Both of my sleep studies done 12 year apart showed ZERO REM sleep while on two different antidepressants each time. I have been off all but Wellbutrin for 6 months now and have some REM sleep some nights now. This has totally changed my CPAP needs. With REM sleep, I am having more OA events with higher AHI. I was on Bilevel settings of 21/17 for 5 years with good AHI (always below 2) when on antidepressant mostly because no REM. Off all but Wellbutrin, 21/17 is not adequate. I have just been switched to Auto Bilevel so PAP pressure can adjust for pressure needed during REM sleep. That is the whole purpose of Auto PAP. It provides the lowest pressure necessary to prevent OA events and but adjusts the pressure to higher setting temporarily when needed during REM or positional changes. The pressure drops when the higher pressure no longer needed.
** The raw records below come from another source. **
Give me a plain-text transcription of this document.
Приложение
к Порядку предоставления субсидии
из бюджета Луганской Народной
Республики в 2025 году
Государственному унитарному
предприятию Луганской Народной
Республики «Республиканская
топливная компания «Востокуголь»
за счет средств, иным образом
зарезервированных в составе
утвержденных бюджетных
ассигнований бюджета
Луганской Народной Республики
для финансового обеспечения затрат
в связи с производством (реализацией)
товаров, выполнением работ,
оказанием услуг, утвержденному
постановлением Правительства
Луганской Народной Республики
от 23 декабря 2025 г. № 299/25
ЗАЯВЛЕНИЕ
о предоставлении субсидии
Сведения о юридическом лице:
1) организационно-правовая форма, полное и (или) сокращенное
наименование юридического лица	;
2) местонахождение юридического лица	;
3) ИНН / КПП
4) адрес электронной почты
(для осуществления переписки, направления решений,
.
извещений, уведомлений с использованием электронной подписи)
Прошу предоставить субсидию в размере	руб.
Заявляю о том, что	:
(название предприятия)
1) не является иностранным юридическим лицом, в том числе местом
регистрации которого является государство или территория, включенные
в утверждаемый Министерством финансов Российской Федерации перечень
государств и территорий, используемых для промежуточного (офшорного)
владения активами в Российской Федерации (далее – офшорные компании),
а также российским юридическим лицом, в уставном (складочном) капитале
Any sleep doctor that refuses to prescribe auto PAP doesn't understand the improvements it can make to sleep. The old one pressure CPAP has been shown to provide inferior treatment. You either choose a pressure that is high for the entire night to prevent OAs which usually introduces CAs. Or you choose a pressure that is lower and allow more OA events which can be worse during REM or supine position. Either choice is not optimal treatment.
Everyone has a bad hair day once in a while.  Same with a night on xPAP.